Parmi les nombreuses applications qui ont été optimisées très rapidement pour l'architecture Apple Silicon, il y a plusieurs navigateurs, dont Firefox. Dans un long billet de blog, l'ingénieur Gian-Carlo Pascutto retrace les étapes qui ont mené à la réalisation d'une version native de Firefox sur les Mac M1.
Mozilla a été grandement aidée par le fait qu'elle disposait déjà d'une version de Firefox conçue pour d'autres plateformes ARM 64 bits, en l'occurrence Android, Linux et même Windows depuis 2019. Cela a considérablement facilité le travail, mais il restait des choses à faire. Il a d'abord fallu passer en revue les différents composants pour voir comment ils réagissaient au fait qu'un Mac tourne avec une puce ARM.
Les développeurs de Mozilla ont ensuite adapté et corrigé les parties bas niveau du navigateur, en particulier le code Rust, un langage de programmation mis au point par la fondation (lire aussi : Avec ou sans Mozilla, le projet Rust cherche à rassurer sur son avenir). L'indispensable compilateur Rust fonctionnant sur Apple Silicon est arrivé mi-août, débloquant ainsi la situation.
Si l'éditeur a eu évidemment les mains entièrement libres pour modifier le code Firefox, un élément échappait à son contrôle, à savoir le module de DRM, qui est une boîte noire propriétaire fournie par Google. Sans visibilité sur l'adaptation de cet élément indispensable pour regarder des vidéos sur Netflix et d'autres services, Mozilla a utilisé la même astuce que pour la version Windows ARM de Firefox.
Le navigateur fait appel à la version Intel du module DRM qui fonctionne grâce à Rosetta 2 et qui est compris dans le binaire universel. L'éditeur avait en effet le choix entre créer deux versions distinctes de Firefox pour Mac (l'une pour Intel, l'autre pour Apple Silicon), ou bien une seule qui soit universelle. C'est la seconde solution qui a été retenue par simplicité pour l'utilisateur — ce qui arrange aussi pour tirer parti du module Widevine x64.
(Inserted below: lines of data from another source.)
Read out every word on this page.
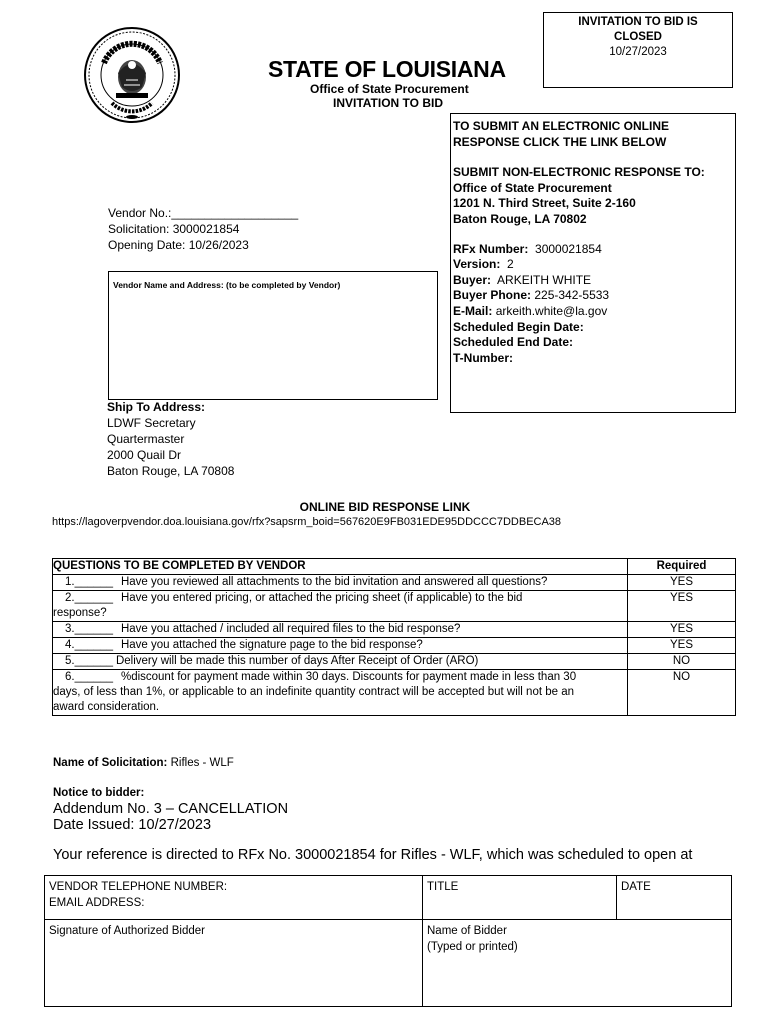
INVITATION TO BID IS
CLOSED
10/27/2023
STATE OF LOUISIANA
Office of State Procurement
INVITATION TO BID
TO SUBMIT AN ELECTRONIC ONLINE
RESPONSE CLICK THE LINK BELOW
SUBMIT NON-ELECTRONIC RESPONSE TO:
Office of State Procurement
1201 N. Third Street, Suite 2-160
Baton Rouge, LA 70802
RFx Number: 3000021854
Version: 2
Buyer: ARKEITH WHITE
Buyer Phone: 225-342-5533
E-Mail: arkeith.white@la.gov
Scheduled Begin Date:
Scheduled End Date:
T-Number:
Vendor No.:___________________
Solicitation: 3000021854
Opening Date: 10/26/2023
Vendor Name and Address: (to be completed by Vendor)
Ship To Address:
LDWF Secretary
Quartermaster
2000 Quail Dr
Baton Rouge, LA 70808
ONLINE BID RESPONSE LINK
https://lagoverpvendor.doa.louisiana.gov/rfx?sapsrm_boid=567620E9FB031EDE95DDCCC7DDBECA38
QUESTIONS TO BE COMPLETED BY VENDOR	Required
1.______ Have you reviewed all attachments to the bid invitation and answered all questions?	YES
2.______ Have you entered pricing, or attached the pricing sheet (if applicable) to the bid
response?	YES
3.______ Have you attached / included all required files to the bid response?	YES
4.______ Have you attached the signature page to the bid response?	YES
5.______ Delivery will be made this number of days After Receipt of Order (ARO)	NO
6.______ %discount for payment made within 30 days. Discounts for payment made in less than 30
days, of less than 1%, or applicable to an indefinite quantity contract will be accepted but will not be an
award consideration.	NO
Name of Solicitation: Rifles - WLF
Notice to bidder:
Addendum No. 3 – CANCELLATION
Date Issued: 10/27/2023
Your reference is directed to RFx No. 3000021854 for Rifles - WLF, which was scheduled to open at
VENDOR TELEPHONE NUMBER:
EMAIL ADDRESS:	TITLE	DATE
Signature of Authorized Bidder	Name of Bidder
(Typed or printed)	
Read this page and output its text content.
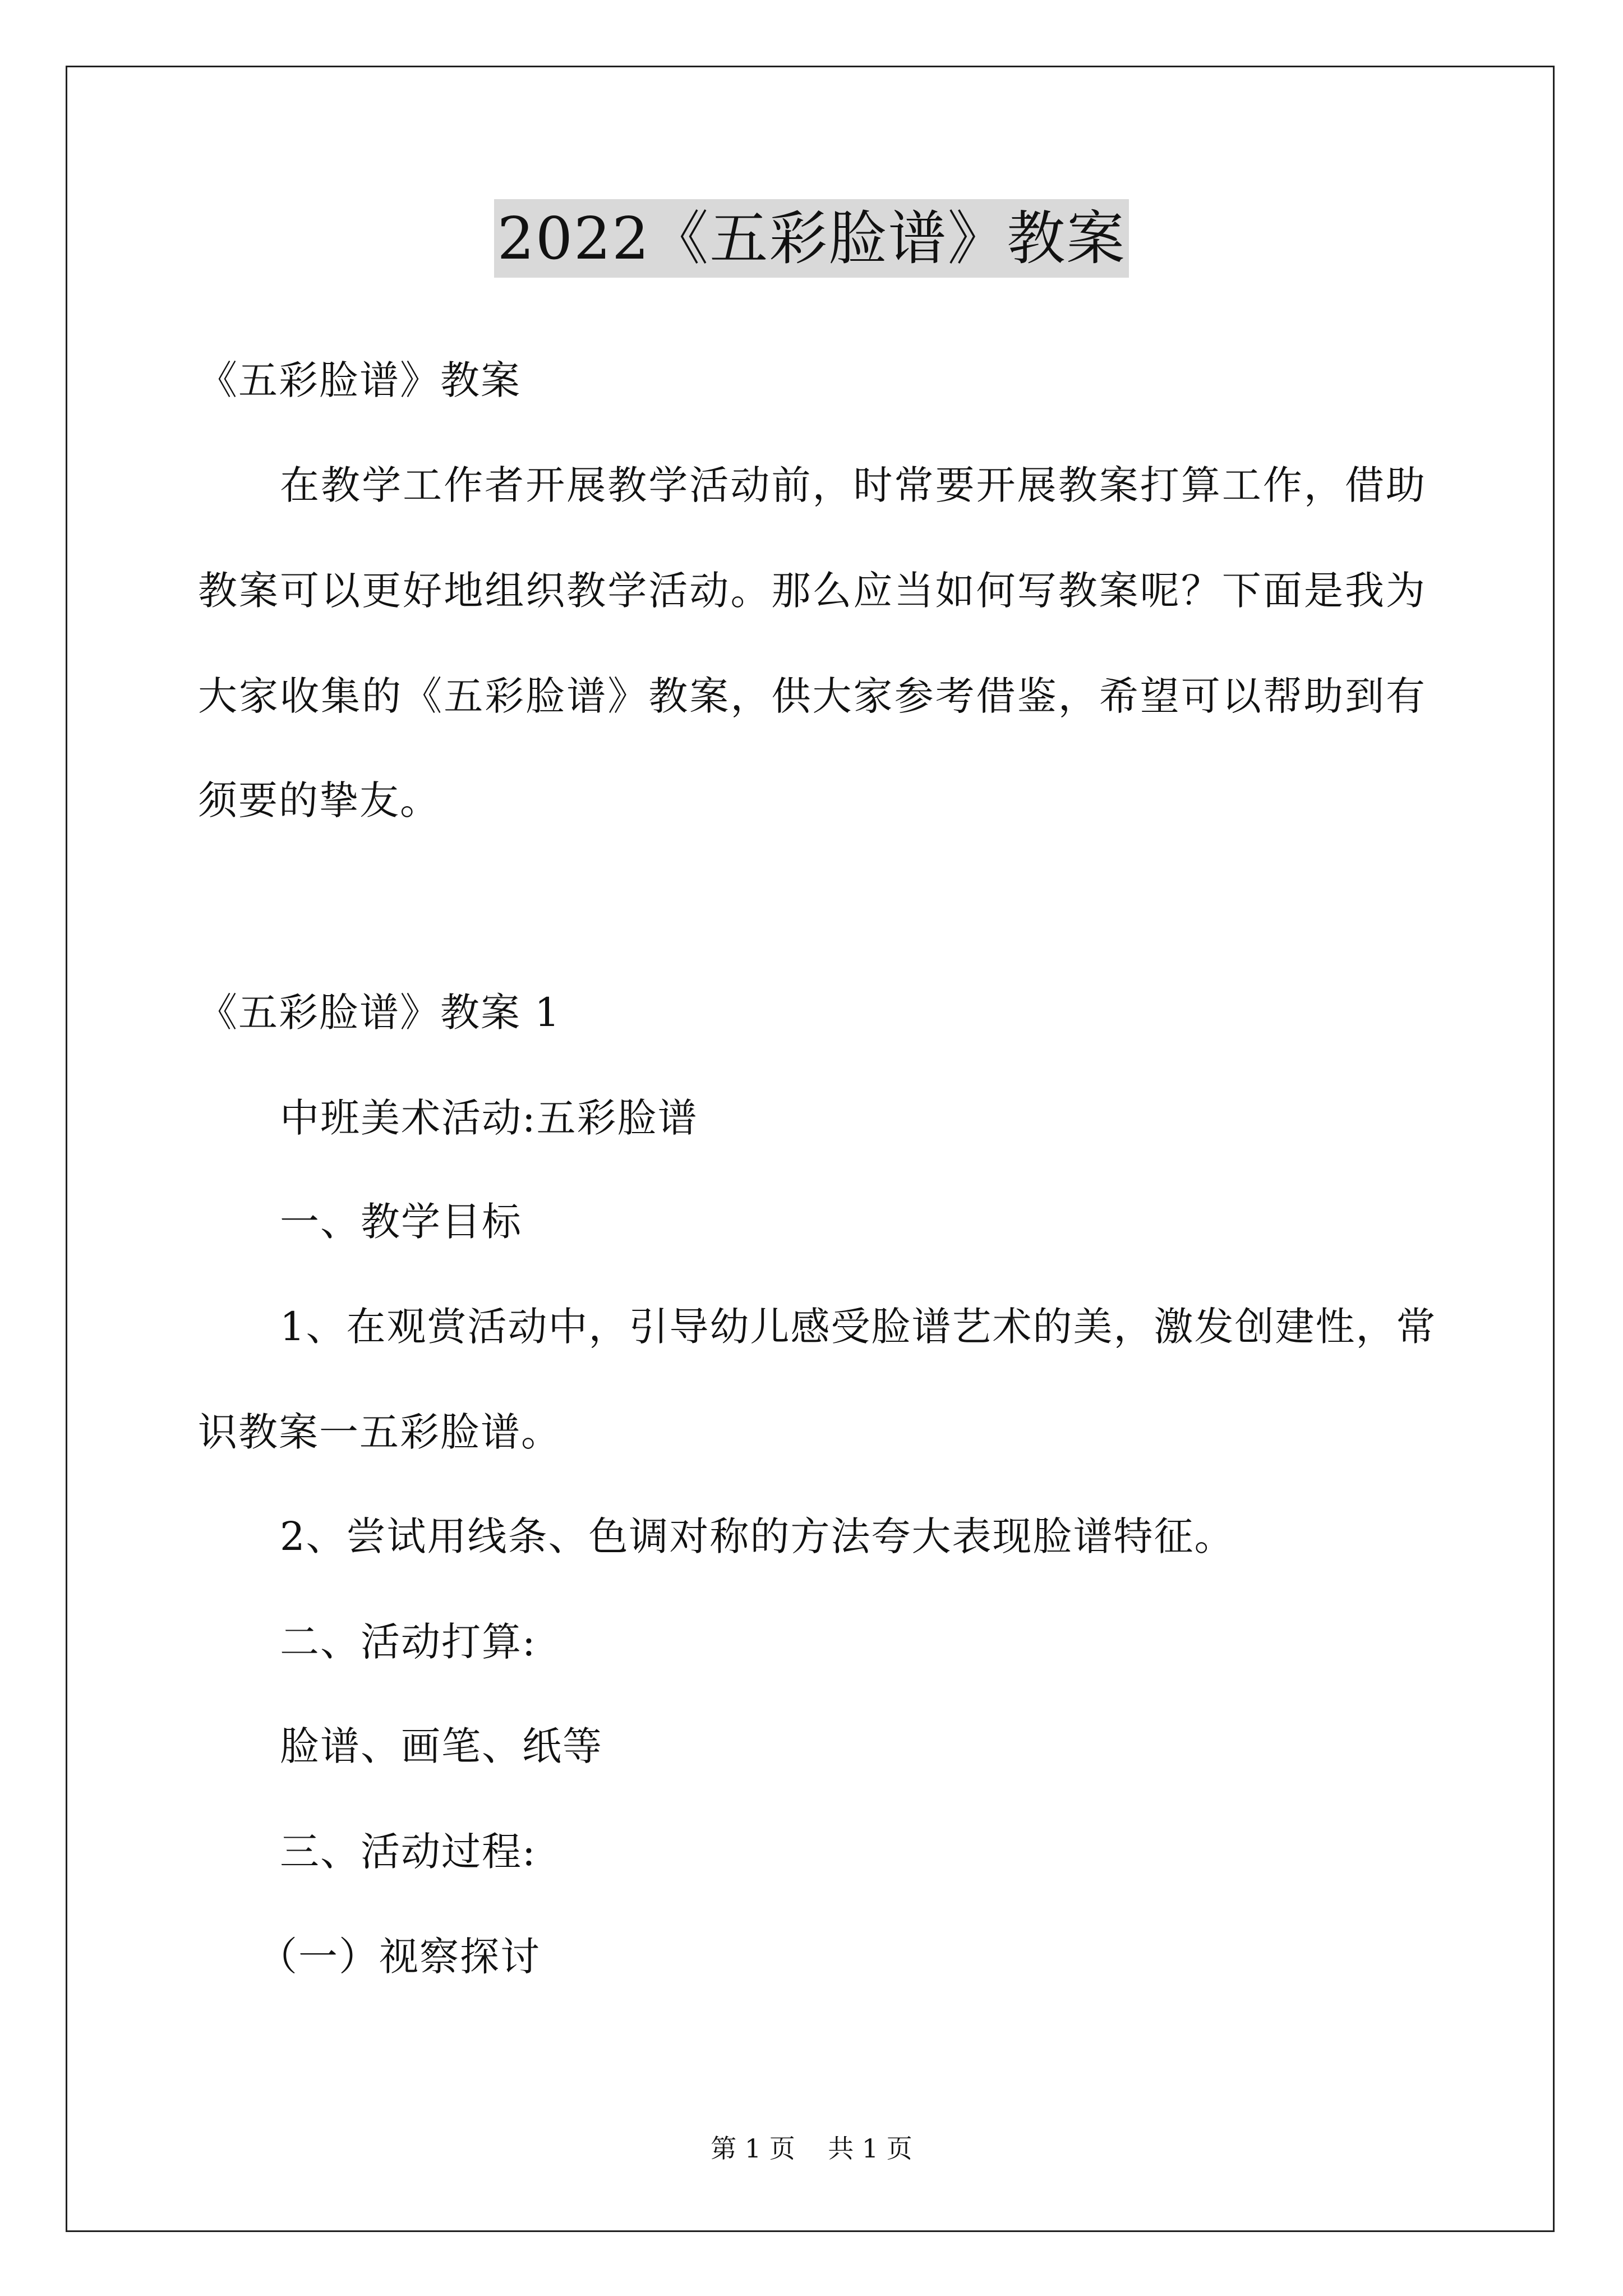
2022《五彩脸谱》教案
《五彩脸谱》教案
在教学工作者开展教学活动前，时常要开展教案打算工作，借助
教案可以更好地组织教学活动。那么应当如何写教案呢？下面是我为
大家收集的《五彩脸谱》教案，供大家参考借鉴，希望可以帮助到有
须要的挚友。
《五彩脸谱》教案 1
中班美术活动:五彩脸谱
一、教学目标
1、在观赏活动中，引导幼儿感受脸谱艺术的美，激发创建性，常
识教案一五彩脸谱。
2、尝试用线条、色调对称的方法夸大表现脸谱特征。
二、活动打算:
脸谱、画笔、纸等
三、活动过程:
（一）视察探讨
第 1 页    共 1 页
Le binaire universel comprenait toutefois son lot de complications pour l'éditeur, comme le fait que Firefox 83 « rosettisé » ne lance pas immédiatement la version Apple Silicon de Firefox 84 après la mise à jour automatique, mais toujours le binaire Intel. Les utilisateurs ont alors été informés qu'ils devaient fermer complètement Firefox pour bénéficier de la version Apple Silicon après la mise à jour automatique. Autre aléa rencontré, certains antivirus identifiaient à tort le nouveau binaire universel comme un malware, un problème que Mozilla a réglé en contactant les éditeurs.
La fondation aurait pu distribuer la version Apple Silicon de Firefox dans la foulée de la sortie des Mac M1 en novembre, mais elle a préféré la programmer en décembre, afin de faire des tests avec les « vraies » machines et pas seulement le DTK. C'est Firefox 84, sorti le 15 décembre, qui a inauguré l'optimisation pour Apple Silicon, avec à la clé des performances doublées par rapport à la version traduite par Rosetta.
Mais le travail n'est pas encore terminé, il reste des composants à huiler. WebRender, qui tire parti du GPU pour accélérer le rendu des pages, vient d'être réactivé dans la mouture 85 parue cette semaine. Outre des bugs qui restent à corriger (dont un pénible avec le mode sombre, même s'il n'est pas spécifique à ARM), Mozilla va chercher à exploiter au mieux les caractéristiques de la puce M1 et des autres à venir, par exemple en attribuant aux cœurs économes les tâches légères.